Adding a state ID to your iPhone requires an iPhone 8 or later running at least iOS 15.4, and an accompanying Apple Watch must be a Series 4 or later running at least watchOS 8.4. Once you meet those requirements, you can tap the plus button on the upper-right side of the Wallet app, tap Driver’s License or State ID, select your state, then follow instructions that include taking pictures of the front and back of your ID. You will be asked to move your face in certain directions on camera, on a screen that looks similar to a Face ID setup screen.
The data will get transmitted to the state for verification, so the ID may not immediately be available after completing the process. Once you do have it, though, you’ll use it by holding your iPhone or Apple Watch up to the TSA check-in terminal. It’ll respond to your digital ID (similar to how Apple’s express transit card works at the Metro or Subway), and then there’s an additional check on your device that asks for your permission to continue.

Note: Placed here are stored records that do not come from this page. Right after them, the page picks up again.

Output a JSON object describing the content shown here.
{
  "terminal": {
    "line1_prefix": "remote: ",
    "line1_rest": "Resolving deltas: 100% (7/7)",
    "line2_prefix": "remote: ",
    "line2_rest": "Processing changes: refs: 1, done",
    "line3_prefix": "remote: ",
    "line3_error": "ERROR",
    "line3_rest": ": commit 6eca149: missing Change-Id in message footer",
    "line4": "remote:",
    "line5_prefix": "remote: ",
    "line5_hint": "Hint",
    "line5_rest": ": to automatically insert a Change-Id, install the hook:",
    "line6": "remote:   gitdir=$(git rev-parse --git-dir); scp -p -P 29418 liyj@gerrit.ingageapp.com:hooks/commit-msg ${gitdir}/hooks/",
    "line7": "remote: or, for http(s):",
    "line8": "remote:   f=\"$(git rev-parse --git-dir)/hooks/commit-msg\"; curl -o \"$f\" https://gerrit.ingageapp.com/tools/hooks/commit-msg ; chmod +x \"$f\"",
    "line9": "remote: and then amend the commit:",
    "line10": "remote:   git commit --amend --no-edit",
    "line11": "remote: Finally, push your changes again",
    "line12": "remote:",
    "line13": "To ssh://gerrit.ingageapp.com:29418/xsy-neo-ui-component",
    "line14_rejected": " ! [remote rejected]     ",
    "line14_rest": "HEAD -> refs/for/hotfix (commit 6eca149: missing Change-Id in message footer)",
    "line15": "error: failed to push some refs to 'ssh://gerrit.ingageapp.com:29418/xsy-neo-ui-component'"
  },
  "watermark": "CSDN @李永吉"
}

That additional check means that the images taken are sent to the state — in my case, Maryland — to confirm I am the one setting it up. Apple’s overview of Wallet IDs privacy and security state that it rids of the data once the process is complete:
The subset of data from your ID is deleted from Apple servers right after sending your request to the state. Your selfie and the video of your movements are deleted from Apple servers shortly after the state issuing authority approves or denies adding your ID to Apple Wallet.
Both Apple and Maryland tout that digital IDs are convenient and secure — and if the technology is to be trusted, then we finally have a way to identify ourselves without having to hand over our personal data that’s usually on a physical card.